3. Mistake #3 - Failing to Fund Your Revocable Living Trust

When it comes to basic estate planning, I see this mistake over and over again - people who don't understand the importance of funding their revocable living trust. If you've taken the time and spent good money on creating a solid foundational estate plan, then don't stop there, or your assets will end up in a court-supervised guardianship if you become mentally disabled, and they'll have to go through probate after you die. Instead, take the time to fund your assets into your trust and update the beneficiaries of your life insurance and retirement accounts. Otherwise, you'll have committed this #3 estate planning mistake and your estate plan will only be worth the paper it's written on.
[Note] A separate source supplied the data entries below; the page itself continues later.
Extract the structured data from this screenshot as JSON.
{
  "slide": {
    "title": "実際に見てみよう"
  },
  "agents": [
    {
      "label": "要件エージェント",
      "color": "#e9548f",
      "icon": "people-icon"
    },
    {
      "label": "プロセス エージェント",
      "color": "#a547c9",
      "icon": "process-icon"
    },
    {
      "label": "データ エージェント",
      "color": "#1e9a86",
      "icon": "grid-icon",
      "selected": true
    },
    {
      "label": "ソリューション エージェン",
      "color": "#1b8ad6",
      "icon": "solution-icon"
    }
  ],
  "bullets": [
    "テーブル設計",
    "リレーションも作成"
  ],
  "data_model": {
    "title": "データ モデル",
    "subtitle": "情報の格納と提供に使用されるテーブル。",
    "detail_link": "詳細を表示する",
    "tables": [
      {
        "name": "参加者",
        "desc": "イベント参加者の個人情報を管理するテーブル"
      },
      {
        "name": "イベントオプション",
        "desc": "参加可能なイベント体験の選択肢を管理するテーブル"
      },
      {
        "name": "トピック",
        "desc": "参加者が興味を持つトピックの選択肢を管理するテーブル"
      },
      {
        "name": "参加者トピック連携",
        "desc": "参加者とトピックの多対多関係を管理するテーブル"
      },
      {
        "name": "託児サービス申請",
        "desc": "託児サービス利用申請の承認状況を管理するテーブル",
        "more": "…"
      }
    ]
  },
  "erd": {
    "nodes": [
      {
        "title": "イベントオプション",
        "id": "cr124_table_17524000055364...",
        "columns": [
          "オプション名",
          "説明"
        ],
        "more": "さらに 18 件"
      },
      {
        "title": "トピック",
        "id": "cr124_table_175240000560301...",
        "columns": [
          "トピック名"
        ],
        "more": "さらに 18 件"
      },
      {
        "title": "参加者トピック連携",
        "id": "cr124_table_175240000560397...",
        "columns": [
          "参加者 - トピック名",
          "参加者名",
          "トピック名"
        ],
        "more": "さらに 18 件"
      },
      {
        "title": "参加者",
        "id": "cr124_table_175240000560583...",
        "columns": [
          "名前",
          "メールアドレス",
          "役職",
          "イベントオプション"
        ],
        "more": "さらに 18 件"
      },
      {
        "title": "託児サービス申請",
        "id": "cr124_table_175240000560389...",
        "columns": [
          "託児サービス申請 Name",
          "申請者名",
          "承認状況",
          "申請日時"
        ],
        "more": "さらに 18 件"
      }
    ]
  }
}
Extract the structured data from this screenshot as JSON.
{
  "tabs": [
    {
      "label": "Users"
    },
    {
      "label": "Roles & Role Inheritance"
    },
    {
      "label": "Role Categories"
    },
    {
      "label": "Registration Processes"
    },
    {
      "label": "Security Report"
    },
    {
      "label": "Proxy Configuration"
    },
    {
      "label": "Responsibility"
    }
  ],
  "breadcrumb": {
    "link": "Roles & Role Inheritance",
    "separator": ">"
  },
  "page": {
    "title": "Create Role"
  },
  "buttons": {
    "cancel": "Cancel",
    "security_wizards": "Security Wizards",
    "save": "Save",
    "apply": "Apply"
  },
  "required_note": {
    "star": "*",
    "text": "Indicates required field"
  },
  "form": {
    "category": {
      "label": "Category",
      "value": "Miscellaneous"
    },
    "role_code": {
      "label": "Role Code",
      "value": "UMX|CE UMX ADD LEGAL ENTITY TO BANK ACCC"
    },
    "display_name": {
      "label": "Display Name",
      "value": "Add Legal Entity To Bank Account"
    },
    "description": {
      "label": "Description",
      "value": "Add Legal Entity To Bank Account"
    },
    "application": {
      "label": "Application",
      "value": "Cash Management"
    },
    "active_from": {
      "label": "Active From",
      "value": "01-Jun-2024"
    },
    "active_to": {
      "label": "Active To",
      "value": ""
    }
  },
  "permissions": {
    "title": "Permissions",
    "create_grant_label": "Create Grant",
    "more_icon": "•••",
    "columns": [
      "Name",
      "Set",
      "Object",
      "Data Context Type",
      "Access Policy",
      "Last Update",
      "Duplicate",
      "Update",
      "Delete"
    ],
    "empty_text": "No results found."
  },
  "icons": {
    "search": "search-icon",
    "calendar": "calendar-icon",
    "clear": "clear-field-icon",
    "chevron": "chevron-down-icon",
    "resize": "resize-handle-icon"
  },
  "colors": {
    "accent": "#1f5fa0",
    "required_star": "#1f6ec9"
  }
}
4. Mistake #4 - Choosing the Wrong Fiduciaries

When it comes to basic estate planning, this is another common mistake I see over and over again - people who choose the wrong people or institutions to serve as their Personal Representatives, Successor Trustees, Attorneys in Fact, and/or Health Care Agents. Choosing the right fiduciaries for your estate plan is just as important as creating the plan in the first place, since your plan won't work as you intended if your fiduciaries aren't capable of doing the jobs you've given to them. Avoid this #4 estate planning mistake by working with your estate planning attorney to choose the right people or institutions for the right jobs.

5. Mistake #5 - Making Your Estate Plan Too Complicated

When it comes to basic estate planning, some people go over the top and make their estate plan so complicated that it will take over a dozen lawyers and accountants and a judge, not to mention hundreds of thousands or even millions of dollars, to unscramble the plan and make it work. An overly complex estate plan will not only frustrate your loved ones, but it will also tie the hands of your fiduciaries since they won't be able to do their jobs without seeking expensive professional advice. Avoid this #5 estate planning mistake by working with your estate planning attorney to create a practical and common sense estate plan that will work as you intended but without the need for advice from multiple attorneys and accountants.